Das 443 petições de medidas de defesa comercial feitas pelo setor
privado desde 2005 até o primeiro semestre deste ano, 191 levaram a
investigações e 193 foram indeferidas ou retiradas pelos peticionários
(outras 56 estavam em análise). O cuidado dos técnicos levou a repetidas
queixas do setor privado contra a lentidão do governo, até que, em
2011, com o Plano Brasil Maior, o governo mudou regras para agilizar e
encurtar prazos desses mecanismos (o que incluiu exigência de mais dados
e justificativas nas petições dos empresários contra importações).
Dos 430 processos de investigação abertos de 2005 até junho de
2012, 145 terminaram sem aplicação de medida contra importações. No ano
de 2011, o primeiro do mandato de Dilma, houve o maior número de medidas
impostas definitiva ou provisoriamente dos últimos 25 anos: 28 casos de
sobretaxas a importados. Nesse ano, foram rejeitadas 14 petições, o
segundo maior número de rejeições desde 1988.
Embora a metodologia do GTA seja contestada por muitos
especialistas por reunir medidas de alcance e efeitos diversos em uma
mesma estatística, o autor dos estudos, Simon Evenett, defende seu
cálculo por registrar medidas contra importações com potencial
discriminatório, quantidade de produtos e países afetados e de setores
nacionais beneficiados. Das 233 regiões monitoradas, 192 têm desempenho
melhor que o Brasil em todos esses pontos, calcula Evenett. Dados do GTA
foram usados pelo ministro da Fazenda, Guido Mantega, em viagem a
Londres, em setembro, para mostrar que, no saldo entre medidas
protecionistas e medidas liberalizantes, o Brasil está atrás de 11
países, entre eles China, Índia, Estados Unidos, Alemanha e Inglaterra.
"O Brasil pecou, muitos países pecaram bem menos, uns poucos
pecaram mais", reagiu Evenett, ao comentar, em nota, as declarações de
Mantega.
O governo argumenta que, nos últimos anos, tem reduzido em grande
quantidade tarifas de importações que vieram ao Brasil em grande volume,
como os equipamentos para novas fábricas de montadoras de automóveis,
entre elas a Nissan, beneficiados pelo mecanismo de ex-tarifário, que
diminui temporariamente o imposto sobre importados. Entre 2008 e 2011,
anos de crise internacional, o Brasil autorizou redução em 2.986 itens,
2,5 mil só em 2011. Em 2012, a lista já soma 2,1 mil.

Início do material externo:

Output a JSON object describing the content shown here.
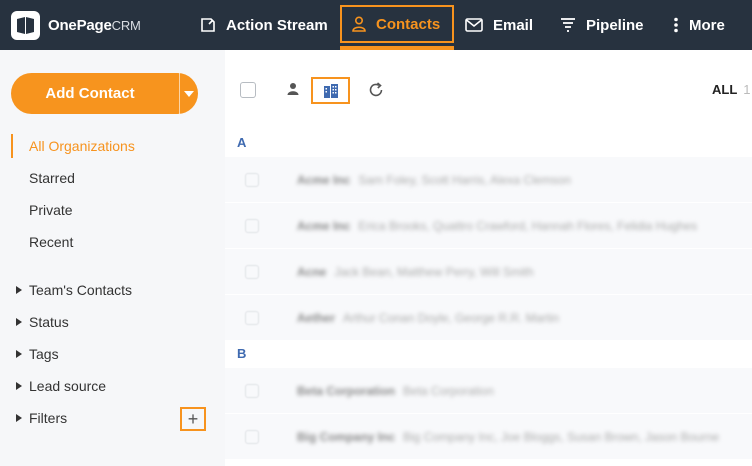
{
  "app": {
    "logo_text": "OnePage",
    "logo_suffix": "CRM"
  },
  "nav": {
    "items": [
      {
        "label": "Action Stream",
        "icon": "action-stream-icon"
      },
      {
        "label": "Contacts",
        "icon": "person-icon",
        "active": true
      },
      {
        "label": "Email",
        "icon": "envelope-icon"
      },
      {
        "label": "Pipeline",
        "icon": "funnel-icon"
      },
      {
        "label": "More",
        "icon": "kebab-icon"
      }
    ]
  },
  "sidebar": {
    "add_contact_label": "Add Contact",
    "links": [
      {
        "label": "All Organizations",
        "active": true
      },
      {
        "label": "Starred"
      },
      {
        "label": "Private"
      },
      {
        "label": "Recent"
      }
    ],
    "groups": [
      {
        "label": "Team's Contacts"
      },
      {
        "label": "Status"
      },
      {
        "label": "Tags"
      },
      {
        "label": "Lead source"
      },
      {
        "label": "Filters"
      }
    ],
    "filters_add_symbol": "+"
  },
  "toolbar": {
    "all_label": "ALL",
    "all_count": "1"
  },
  "list": {
    "sections": [
      {
        "letter": "A",
        "rows": [
          {
            "name": "Acme Inc",
            "people": "Sam Foley, Scott Harris, Alexa Clemson"
          },
          {
            "name": "Acme Inc",
            "people": "Erica Brooks, Quattro Crawford, Hannah Flores, Felidia Hughes"
          },
          {
            "name": "Acne",
            "people": "Jack Bean, Matthew Perry, Will Smith"
          },
          {
            "name": "Aether",
            "people": "Arthur Conan Doyle, George R.R. Martin"
          }
        ]
      },
      {
        "letter": "B",
        "rows": [
          {
            "name": "Beta Corporation",
            "people": "Beta Corporation"
          },
          {
            "name": "Big Company Inc",
            "people": "Big Company Inc, Joe Bloggs, Susan Brown, Jason Bourne"
          }
        ]
      }
    ]
  },
  "colors": {
    "topbar": "#27323f",
    "accent": "#f7931e",
    "section_letter": "#3f6ab0"
  }
}
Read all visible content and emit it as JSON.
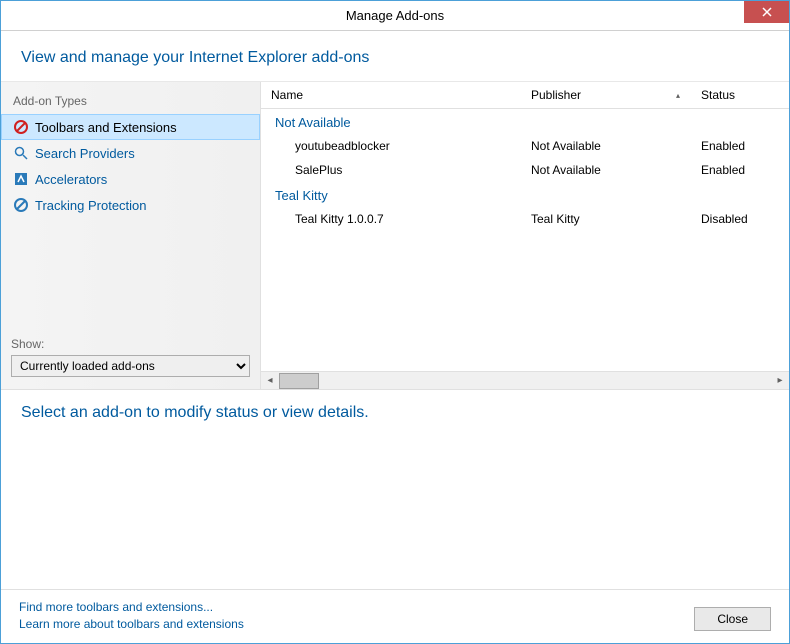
{
  "window": {
    "title": "Manage Add-ons"
  },
  "header": {
    "title": "View and manage your Internet Explorer add-ons"
  },
  "sidebar": {
    "heading": "Add-on Types",
    "items": [
      {
        "label": "Toolbars and Extensions"
      },
      {
        "label": "Search Providers"
      },
      {
        "label": "Accelerators"
      },
      {
        "label": "Tracking Protection"
      }
    ],
    "show_label": "Show:",
    "show_value": "Currently loaded add-ons"
  },
  "table": {
    "columns": {
      "name": "Name",
      "publisher": "Publisher",
      "status": "Status"
    },
    "groups": [
      {
        "title": "Not Available",
        "rows": [
          {
            "name": "youtubeadblocker",
            "publisher": "Not Available",
            "status": "Enabled"
          },
          {
            "name": "SalePlus",
            "publisher": "Not Available",
            "status": "Enabled"
          }
        ]
      },
      {
        "title": "Teal Kitty",
        "rows": [
          {
            "name": "Teal Kitty 1.0.0.7",
            "publisher": "Teal Kitty",
            "status": "Disabled"
          }
        ]
      }
    ]
  },
  "detail": {
    "prompt": "Select an add-on to modify status or view details."
  },
  "footer": {
    "link_find": "Find more toolbars and extensions...",
    "link_learn": "Learn more about toolbars and extensions",
    "close_label": "Close"
  }
}
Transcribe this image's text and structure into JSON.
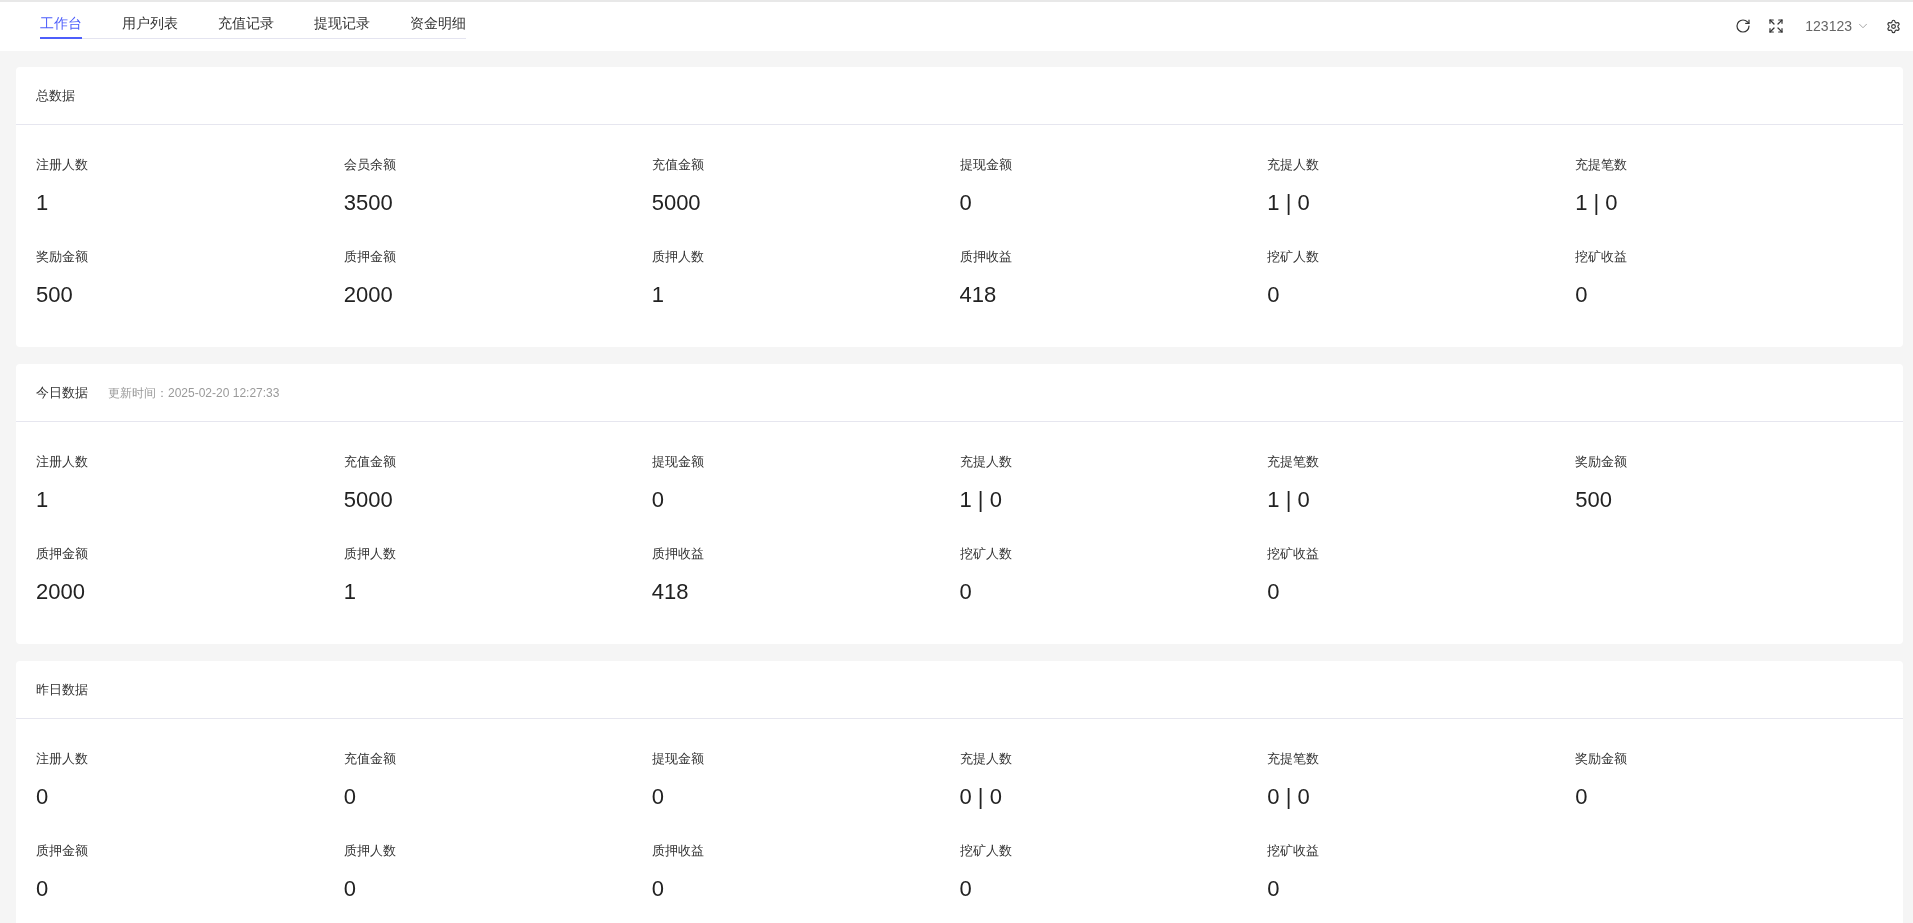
{
  "tabs": [
    {
      "label": "工作台",
      "selected": true
    },
    {
      "label": "用户列表",
      "selected": false
    },
    {
      "label": "充值记录",
      "selected": false
    },
    {
      "label": "提现记录",
      "selected": false
    },
    {
      "label": "资金明细",
      "selected": false
    }
  ],
  "user_menu": {
    "username": "123123"
  },
  "panels": [
    {
      "title": "总数据",
      "stats": [
        {
          "label": "注册人数",
          "value": "1"
        },
        {
          "label": "会员余额",
          "value": "3500"
        },
        {
          "label": "充值金额",
          "value": "5000"
        },
        {
          "label": "提现金额",
          "value": "0"
        },
        {
          "label": "充提人数",
          "value": "1 | 0"
        },
        {
          "label": "充提笔数",
          "value": "1 | 0"
        },
        {
          "label": "奖励金额",
          "value": "500"
        },
        {
          "label": "质押金额",
          "value": "2000"
        },
        {
          "label": "质押人数",
          "value": "1"
        },
        {
          "label": "质押收益",
          "value": "418"
        },
        {
          "label": "挖矿人数",
          "value": "0"
        },
        {
          "label": "挖矿收益",
          "value": "0"
        }
      ]
    },
    {
      "title": "今日数据",
      "update_time": "更新时间：2025-02-20 12:27:33",
      "stats": [
        {
          "label": "注册人数",
          "value": "1"
        },
        {
          "label": "充值金额",
          "value": "5000"
        },
        {
          "label": "提现金额",
          "value": "0"
        },
        {
          "label": "充提人数",
          "value": "1 | 0"
        },
        {
          "label": "充提笔数",
          "value": "1 | 0"
        },
        {
          "label": "奖励金额",
          "value": "500"
        },
        {
          "label": "质押金额",
          "value": "2000"
        },
        {
          "label": "质押人数",
          "value": "1"
        },
        {
          "label": "质押收益",
          "value": "418"
        },
        {
          "label": "挖矿人数",
          "value": "0"
        },
        {
          "label": "挖矿收益",
          "value": "0"
        }
      ]
    },
    {
      "title": "昨日数据",
      "stats": [
        {
          "label": "注册人数",
          "value": "0"
        },
        {
          "label": "充值金额",
          "value": "0"
        },
        {
          "label": "提现金额",
          "value": "0"
        },
        {
          "label": "充提人数",
          "value": "0 | 0"
        },
        {
          "label": "充提笔数",
          "value": "0 | 0"
        },
        {
          "label": "奖励金额",
          "value": "0"
        },
        {
          "label": "质押金额",
          "value": "0"
        },
        {
          "label": "质押人数",
          "value": "0"
        },
        {
          "label": "质押收益",
          "value": "0"
        },
        {
          "label": "挖矿人数",
          "value": "0"
        },
        {
          "label": "挖矿收益",
          "value": "0"
        }
      ]
    }
  ]
}
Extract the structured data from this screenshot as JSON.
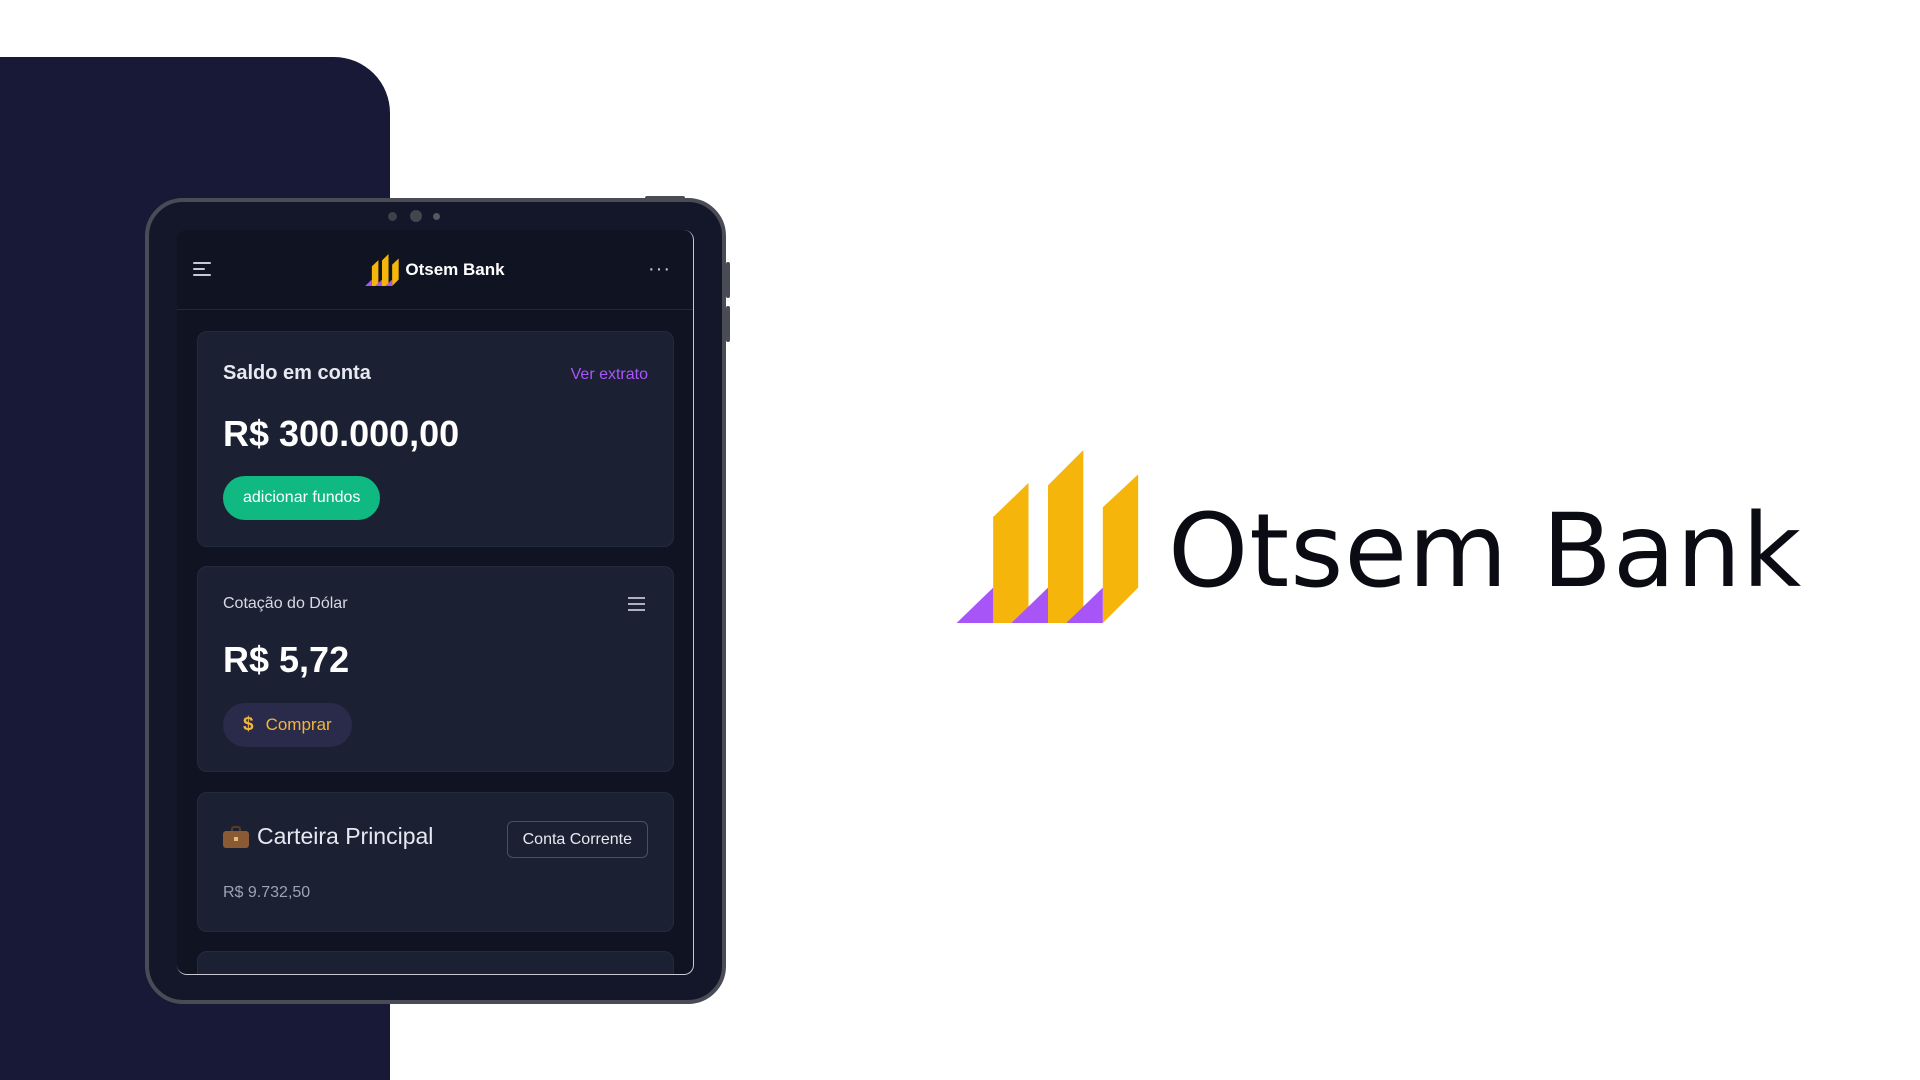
{
  "brand": {
    "name": "Otsem Bank",
    "colors": {
      "gold": "#f5b50a",
      "purple": "#a855f7",
      "dark": "#181837",
      "green": "#10b981"
    }
  },
  "app": {
    "header": {
      "brand_name": "Otsem Bank",
      "menu_icon": "hamburger-icon",
      "more_icon": "more-horizontal-icon"
    },
    "balance_card": {
      "title": "Saldo em conta",
      "link": "Ver extrato",
      "amount": "R$ 300.000,00",
      "button": "adicionar fundos"
    },
    "dollar_card": {
      "title": "Cotação do Dólar",
      "amount": "R$ 5,72",
      "button": "Comprar",
      "button_icon": "$"
    },
    "wallet_card": {
      "title": "Carteira Principal",
      "badge": "Conta Corrente",
      "amount": "R$ 9.732,50"
    }
  },
  "logo_text": "Otsem Bank"
}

"Após a crise de 2008, os países desenvolvidos saíram na frente em
medidas protecionistas, com aumento de tarifas e defesa comercial, mas o
Brasil logo acompanhou", diz o economista Ivan Tiago Machado Oliveira,
do Instituto de Pesquisa Econômica Aplicada (Ipea), que não hesita em
afirmar que o país ficou mais protecionista. "O problema maior é que os
setores beneficiados por medidas são os mesmos que recebem proteção
desde a década de 70", aponta.
Em um ponto analistas privados concordam: nos últimos dois anos, o
governo federal passou a defender mais abertamente a proteção à
indústria nacional, a ponto de adotar medidas que contrariam as regras
da Organização Mundial do Comércio (OMC). Está nessa categoria o aumento
do IPI decretado no ano passado para automóveis sem percentual mínimo
de conteúdo nacional. Diferenciar, na tributação interna, entre produtos
importados ou produzidos localmente é discriminação inaceitável para a
OMC.
O anúncio recente de aumento de tarifas de importação para 200
produtos, embora dentro dos limites definidos na OMC é condenado pelos
que veem um aumento do protecionismo no Brasil. "Há aumento de tarifa
para produtos intermediários, que afeta o custo de produção no Brasil e
reduz a competitividade", critica a economista Sandra Rios, do Centro de
Estudos de Integração e desenvolvimento (Cindes). "É uma política que
parece mais voltada para atender à pressão de grupos específicos", diz
ela. "Não se mostra caminho de saída e a proteção tende a se perpetuar."
A adoção de exigências de conteúdo nacional, embora promovida por
vários governos, também sujeita o país a contestação na OMC. Em Genebra,
diplomatas acompanham com interesse o caso aberto por Japão e União
Europeia contra exigências de conteúdo local no programa de incentivo a
energia renovável da a província canadense de Ontário. Há indicações de
que os árbitros da OMC considerarão ilegais as exigências canadenses.